Da quanto è emerso dai dati del rapporto di Roberto Cecchi, Segretario Generale del Ministero per i Beni e le Attività Culturali, condotto in collaborazione con il Centro di Competenza del Dipartimento della Protezione Civile e con il Dipartimento di Scienze della Terra dell’Università degli Studi di Firenze, riguardanti il monitoraggio radar satellitare del sito archeologico del Colle Oppio, la Domus Aurea si trova in una situazione pericolosa.
La struttura originaria della Domus era formata da un nucleo d calce e pozzolana e la conformazione geologica del terreno, per la vicinanza col Tevere, è composta da una stratificazione di ghiaia lacustre e sabbia con minerali vulcanici di origine albana e sabatina. Dallo studio dei dati, che monitorano un periodo che va da marzo 2003 a giugno 2010, su tutta l’estensione del parco, non soltanto le testimonianze emergenti ed affioranti ma anche le strutture ipogee, gli esperti hanno messo in evidenza alcune situazioni di criticità.
Consentendo di operare continuativamente, i sistemi radar permettono di acquisire dati sia di notte che in presenza di copertura nuvolosa, indipendentemente dalle condizioni di illuminazione del sole. Attraverso la sovrapposizione delle ortofoto di riferimento con le planimetrie, i risultati ottenuti hanno confermato la presenza di movimenti circoscritti e localizzati, relativi a parti dei monumenti stessi.
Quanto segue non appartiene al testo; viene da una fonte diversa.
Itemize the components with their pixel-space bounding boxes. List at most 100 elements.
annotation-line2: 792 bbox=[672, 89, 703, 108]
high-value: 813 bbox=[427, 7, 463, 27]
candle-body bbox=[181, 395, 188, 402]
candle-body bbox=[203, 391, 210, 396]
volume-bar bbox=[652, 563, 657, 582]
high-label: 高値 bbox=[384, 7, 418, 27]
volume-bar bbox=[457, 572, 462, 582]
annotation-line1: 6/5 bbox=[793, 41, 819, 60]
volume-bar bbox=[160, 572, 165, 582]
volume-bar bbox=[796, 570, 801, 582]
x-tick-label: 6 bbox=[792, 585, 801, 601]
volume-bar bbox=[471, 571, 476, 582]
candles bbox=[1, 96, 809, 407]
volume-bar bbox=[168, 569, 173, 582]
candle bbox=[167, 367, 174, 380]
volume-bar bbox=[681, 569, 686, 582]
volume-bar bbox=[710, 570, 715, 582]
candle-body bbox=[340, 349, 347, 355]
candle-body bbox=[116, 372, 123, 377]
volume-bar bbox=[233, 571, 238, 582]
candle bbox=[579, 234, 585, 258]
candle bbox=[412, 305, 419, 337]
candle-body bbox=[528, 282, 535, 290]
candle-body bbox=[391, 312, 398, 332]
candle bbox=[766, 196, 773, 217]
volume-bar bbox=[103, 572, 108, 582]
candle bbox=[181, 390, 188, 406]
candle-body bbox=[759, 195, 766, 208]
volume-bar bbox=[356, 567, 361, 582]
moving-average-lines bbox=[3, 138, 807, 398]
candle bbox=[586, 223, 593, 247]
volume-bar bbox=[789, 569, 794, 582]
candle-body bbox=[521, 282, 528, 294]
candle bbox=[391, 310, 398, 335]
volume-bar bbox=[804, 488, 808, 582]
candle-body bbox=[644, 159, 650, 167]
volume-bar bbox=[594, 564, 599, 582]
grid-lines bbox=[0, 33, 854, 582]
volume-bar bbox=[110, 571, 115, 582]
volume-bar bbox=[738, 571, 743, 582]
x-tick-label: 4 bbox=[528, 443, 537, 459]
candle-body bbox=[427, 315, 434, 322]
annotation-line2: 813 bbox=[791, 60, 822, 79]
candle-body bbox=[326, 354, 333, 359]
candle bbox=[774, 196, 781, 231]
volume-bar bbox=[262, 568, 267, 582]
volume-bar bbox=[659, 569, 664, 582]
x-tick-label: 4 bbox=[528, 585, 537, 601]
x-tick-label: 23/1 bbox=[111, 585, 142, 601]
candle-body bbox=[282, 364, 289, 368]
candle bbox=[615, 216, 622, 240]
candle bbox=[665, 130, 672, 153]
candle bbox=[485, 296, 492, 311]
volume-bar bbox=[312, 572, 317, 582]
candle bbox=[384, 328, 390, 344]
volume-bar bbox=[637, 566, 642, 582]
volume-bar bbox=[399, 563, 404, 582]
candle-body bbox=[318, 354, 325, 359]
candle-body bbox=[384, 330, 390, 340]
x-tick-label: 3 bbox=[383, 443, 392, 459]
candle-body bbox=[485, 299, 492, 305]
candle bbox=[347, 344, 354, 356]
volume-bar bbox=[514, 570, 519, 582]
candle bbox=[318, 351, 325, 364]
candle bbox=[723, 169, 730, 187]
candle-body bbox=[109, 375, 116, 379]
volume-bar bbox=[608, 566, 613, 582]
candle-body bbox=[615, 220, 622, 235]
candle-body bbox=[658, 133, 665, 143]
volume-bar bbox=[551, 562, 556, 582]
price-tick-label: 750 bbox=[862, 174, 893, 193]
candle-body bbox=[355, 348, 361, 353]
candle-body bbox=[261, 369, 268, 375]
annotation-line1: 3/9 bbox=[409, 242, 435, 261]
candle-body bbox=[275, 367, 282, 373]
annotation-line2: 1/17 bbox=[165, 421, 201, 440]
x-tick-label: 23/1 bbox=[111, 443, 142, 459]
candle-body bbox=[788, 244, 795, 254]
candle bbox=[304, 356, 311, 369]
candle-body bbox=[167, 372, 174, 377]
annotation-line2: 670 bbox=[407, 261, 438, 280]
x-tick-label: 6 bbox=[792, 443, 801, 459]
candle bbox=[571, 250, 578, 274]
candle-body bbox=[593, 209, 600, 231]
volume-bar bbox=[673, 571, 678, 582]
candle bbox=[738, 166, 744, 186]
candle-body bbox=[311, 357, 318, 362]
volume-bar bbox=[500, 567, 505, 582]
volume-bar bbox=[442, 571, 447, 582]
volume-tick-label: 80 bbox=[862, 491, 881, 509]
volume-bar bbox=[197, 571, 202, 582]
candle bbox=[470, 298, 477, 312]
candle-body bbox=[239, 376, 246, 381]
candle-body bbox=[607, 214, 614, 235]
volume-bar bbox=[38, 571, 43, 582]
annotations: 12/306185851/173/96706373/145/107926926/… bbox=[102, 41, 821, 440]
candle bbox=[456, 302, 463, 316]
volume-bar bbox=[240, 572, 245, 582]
Particolarmente, sono state evidenziate delle deformazione sulla zona della parete absidata di uno dei locali riscaldati del percorso termale e sulla Cisterna delle Sette Sale. Le spie collocate sulla parete absidata hanno permesso di osservare lesioni e fessurazioni del tessuto murario, mentre la distribuzione dei bersagli radar ha registrato un’alterazione rilevante del rialzo esterno della Cisterna.
Per quanto riguarda il cedimento di una galleria traianea di sostruzione del 30 marzo 2010, dall’analisi dei dati interferometrici, ottenuti con diverse piattaforme satellitari, è risultato impossibile prefigurare questo evento e che il fenomeno occorso sia da imputare alla tipologia di fenomeni immediati, non prevedibili attraverso segnali precursori. Al massimo, queste rilevazioni possono suggerire un andamento stagionale, insieme a periodi ciclici di rigonfiamento e contrazione del terreno, relativamente ai cambiamenti delle variazioni climatiche e delle infiltrazioni di umidità. Il deperimento delle malte e la decomposizione delle strutture destabilizzano e danneggiano la struttura archeologica e il terreno di copertura, facilitando l’innesco del fenomeno di dissesto, senza mostrare segnali di cedimento sin superficie. Inoltre, considerato l’ulteriore danneggiamento e dissesto, la mancanza di bersagli radar non permette una cronologia, adeguata alla ricostruzione dello sviluppo temporale di spostamento.
Questi eventi potrebbero venir meglio monitorati potenziando la frequenza di campionamento de radar satelliti, per ora a cadenza mensile, ma anche attraverso verifiche strutturali e attività di monitoraggio terrestre. Queste attività potrebbero essere integrate da un telerilevamento da terra, sperimentato con successo nel Foro Romano, per controllare le deformazioni in atto sulla Domus Tiberiana.